Can everyone be Target? Probably not, but many retailers continue to pursue the "bullseye" (Monday is now bad pun day) of low-priced fashion. Today's Women's Wear Daily(sub. required) profiled J.C. Penney's new commitment to service and more stylish products and the Wall Street Journal (sub. required) reported on Payless Shoes revamping of both stores and merchandise. Both companies also plan to test higher pricepoints, which pushes them out of competing with Sears and Wal-Mart but puts them squarely in the crosshairs of Target and even Macy's. Ultimate success is still TBD, but what both companies are doing right is linking store environment and service to product and marketing. This is where Wal-Mart failed famously, launching a fashion campaign in Vogue without upgrading the Wal-Mart experience to match. And, particularly in the case of Penney's, it is refreshing to hear a CEO not only talk about increasing customer service but also linking that to engaging their employees in the new brand mission by paying and treating them well.
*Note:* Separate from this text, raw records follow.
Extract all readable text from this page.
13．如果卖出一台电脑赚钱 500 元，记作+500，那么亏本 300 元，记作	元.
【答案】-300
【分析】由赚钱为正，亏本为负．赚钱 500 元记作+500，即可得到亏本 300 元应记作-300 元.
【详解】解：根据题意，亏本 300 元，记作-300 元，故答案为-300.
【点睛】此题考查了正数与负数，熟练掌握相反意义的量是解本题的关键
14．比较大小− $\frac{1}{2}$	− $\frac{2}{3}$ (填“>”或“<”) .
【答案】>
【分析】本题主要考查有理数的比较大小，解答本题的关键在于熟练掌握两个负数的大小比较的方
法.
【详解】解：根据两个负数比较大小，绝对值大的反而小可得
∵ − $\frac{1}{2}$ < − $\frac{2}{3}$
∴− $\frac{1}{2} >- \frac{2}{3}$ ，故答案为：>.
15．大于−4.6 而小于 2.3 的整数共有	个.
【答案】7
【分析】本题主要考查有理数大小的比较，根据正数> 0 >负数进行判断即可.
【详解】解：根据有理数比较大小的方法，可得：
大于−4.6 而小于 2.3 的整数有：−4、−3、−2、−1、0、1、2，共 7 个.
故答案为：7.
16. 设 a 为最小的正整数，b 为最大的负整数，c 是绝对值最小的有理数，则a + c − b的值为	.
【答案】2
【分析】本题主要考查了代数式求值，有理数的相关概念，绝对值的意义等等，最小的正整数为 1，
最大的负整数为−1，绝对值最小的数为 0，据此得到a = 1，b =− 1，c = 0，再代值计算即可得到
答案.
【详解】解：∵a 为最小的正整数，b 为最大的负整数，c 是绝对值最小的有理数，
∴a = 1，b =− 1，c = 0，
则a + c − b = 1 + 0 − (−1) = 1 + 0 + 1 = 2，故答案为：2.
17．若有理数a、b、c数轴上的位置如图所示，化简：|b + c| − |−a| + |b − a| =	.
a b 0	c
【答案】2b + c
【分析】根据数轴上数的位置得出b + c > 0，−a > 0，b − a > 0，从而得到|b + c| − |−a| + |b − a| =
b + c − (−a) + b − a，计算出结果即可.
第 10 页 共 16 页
As reported in WWD:
Because Ullman believes a company is only as good as its employees, he sends them to Penney's retail university, where for one course students spend two days in a classroom with Ullman and the head of human resources. "We're invested in the associates and store managers," he said. "We see a 200 basis-point [increase in] profit when we engage the associates."
Associates today care about different things than they did a decade ago, including corporate responsibility, the environment and career opportunities. "They have expectations of us," Ullman said. "We need to engage them in a noble cause. They need to have the tools and the wherewithal to make decisions. If not, they're clerks." They also want to be paid fairly, so Ullman admonished the group to "be competitive with compensation. Pay the median and no less for talent."
Yet more hard evidence linking doing good with doing well. You can bet when our local Penney's store revamps, we'll be stopping by.